This morning, Binance announced a $1 billion Bitcoin purchase ($BTC) from the SAFU Fund. Unfortunately, swaps from stablecoin reserves did little to restore confidence following the catastrophic liquidations that occurred on exchanges during the October 10, 2025 crypto crash.
That day, Donald Trump threatened China with unprecedented 100% import tariffs. Investors naturally panicked.
As a result, $BTC Small digital assets suffered an even worse decline. At the worst moment, the native coin of the Cosmos blockchain was trading down 99.99% on Binance.
Rumors (unconfirmed by Binance) were circulating that the exchange or one of CZ's funds intervened during the panic by secretly putting in its own funds to buy unfairly cheap coins.
True or not, skeptics are still unconvinced that Binance has healed the market since the incident three months ago, and are using today's news to reiterate their complaints.
At the time of writing, the price is $83,000. $BTC is down 32% from $122,000 on October 10th.

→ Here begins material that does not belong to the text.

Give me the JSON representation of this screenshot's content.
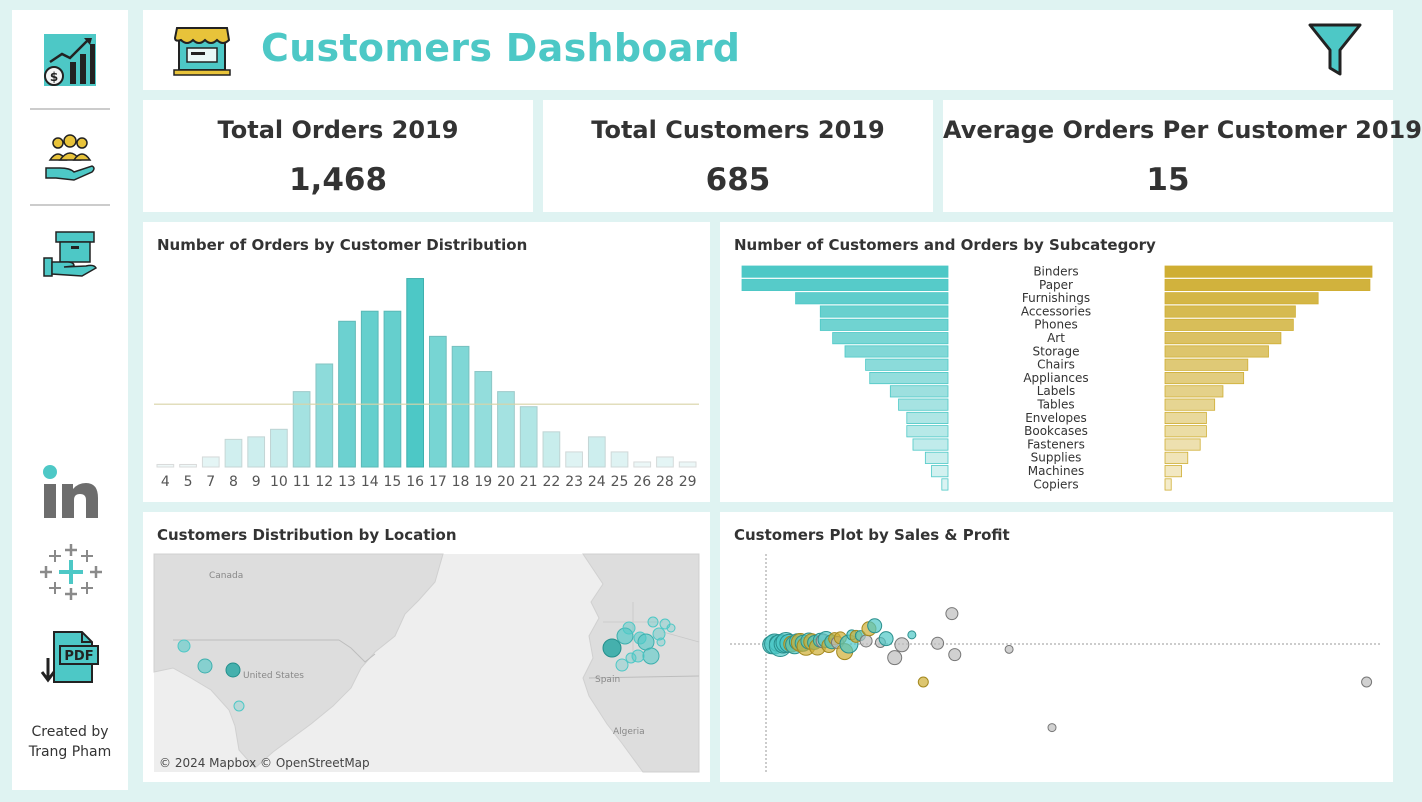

The asset also saw $80 billion worth of trading volume in the past 24 hours, further raising questions about whether Binance's $1 billion acquisition will have a meaningful impact.
Cryptocurrency market has not recovered since October 10th
Two days after the October 10 incident, a viral post by ElonTrades held Binance primarily responsible for $19 billion worth of liquidations.

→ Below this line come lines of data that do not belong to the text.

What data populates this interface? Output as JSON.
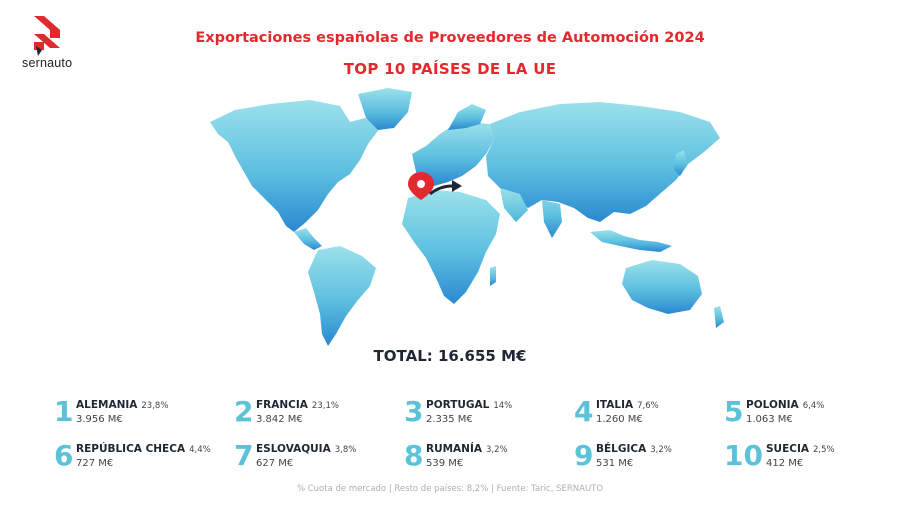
{
  "brand": {
    "name": "sernauto"
  },
  "header": {
    "title": "Exportaciones españolas de Proveedores de Automoción 2024",
    "subtitle": "TOP 10 PAÍSES DE LA UE"
  },
  "total": "TOTAL: 16.655 M€",
  "countries": [
    {
      "rank": "1",
      "name": "ALEMANIA",
      "share": "23,8%",
      "value": "3.956 M€"
    },
    {
      "rank": "2",
      "name": "FRANCIA",
      "share": "23,1%",
      "value": "3.842 M€"
    },
    {
      "rank": "3",
      "name": "PORTUGAL",
      "share": "14%",
      "value": "2.335 M€"
    },
    {
      "rank": "4",
      "name": "ITALIA",
      "share": "7,6%",
      "value": "1.260 M€"
    },
    {
      "rank": "5",
      "name": "POLONIA",
      "share": "6,4%",
      "value": "1.063 M€"
    },
    {
      "rank": "6",
      "name": "REPÚBLICA CHECA",
      "share": "4,4%",
      "value": "727 M€"
    },
    {
      "rank": "7",
      "name": "ESLOVAQUIA",
      "share": "3,8%",
      "value": "627 M€"
    },
    {
      "rank": "8",
      "name": "RUMANÍA",
      "share": "3,2%",
      "value": "539 M€"
    },
    {
      "rank": "9",
      "name": "BÉLGICA",
      "share": "3,2%",
      "value": "531 M€"
    },
    {
      "rank": "10",
      "name": "SUECIA",
      "share": "2,5%",
      "value": "412 M€"
    }
  ],
  "footnote": "% Cuota de mercado | Resto de países: 8,2% | Fuente: Taric, SERNAUTO",
  "colors": {
    "accent": "#e2292e",
    "rank": "#5bc2d8",
    "map_light": "#8fdbe6",
    "map_dark": "#2f8fd2",
    "text": "#1e2733"
  },
  "icons": {
    "logo": "sernauto-logo-icon",
    "marker": "map-pin-icon",
    "arrow": "export-arrow-icon"
  }
}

Skeptics questioned Binance's oracle design flaws and the USDE stablecoin's cross-margin, unified account issues.
On that day, strangely low prices for many assets existed only on Binance. Moreover, Binance partially tacitly acknowledged its unique role in the collapse of certain trading pairs by paying hundreds of millions of dollars in damages while disclaiming any actual responsibility in the same blog post.
Read more: Mapping the Binance empire around the world
Specifically, Binance paid $283 million to “depeg-affected futures, margin, and loan users who held USDE, BNSOL, and WBETH as collateral.”
The company also promised $100 million in low-interest loans and $300 million in Rewards Hub vouchers to “eligible users who lost at least $50 in forced liquidations.”
Additionally, Binance paid an additional $45 million to BNB meme coin investors who lost money.
Lawyers, unimpressed by these payments after $19 billion worth of industry-wide liquidations and market value losses of up to $600 billion during the worst of times, quickly encouraged victims to join class action lawsuits.
The head of OKX said that Binance's damage from October 10th is “real and permanent.”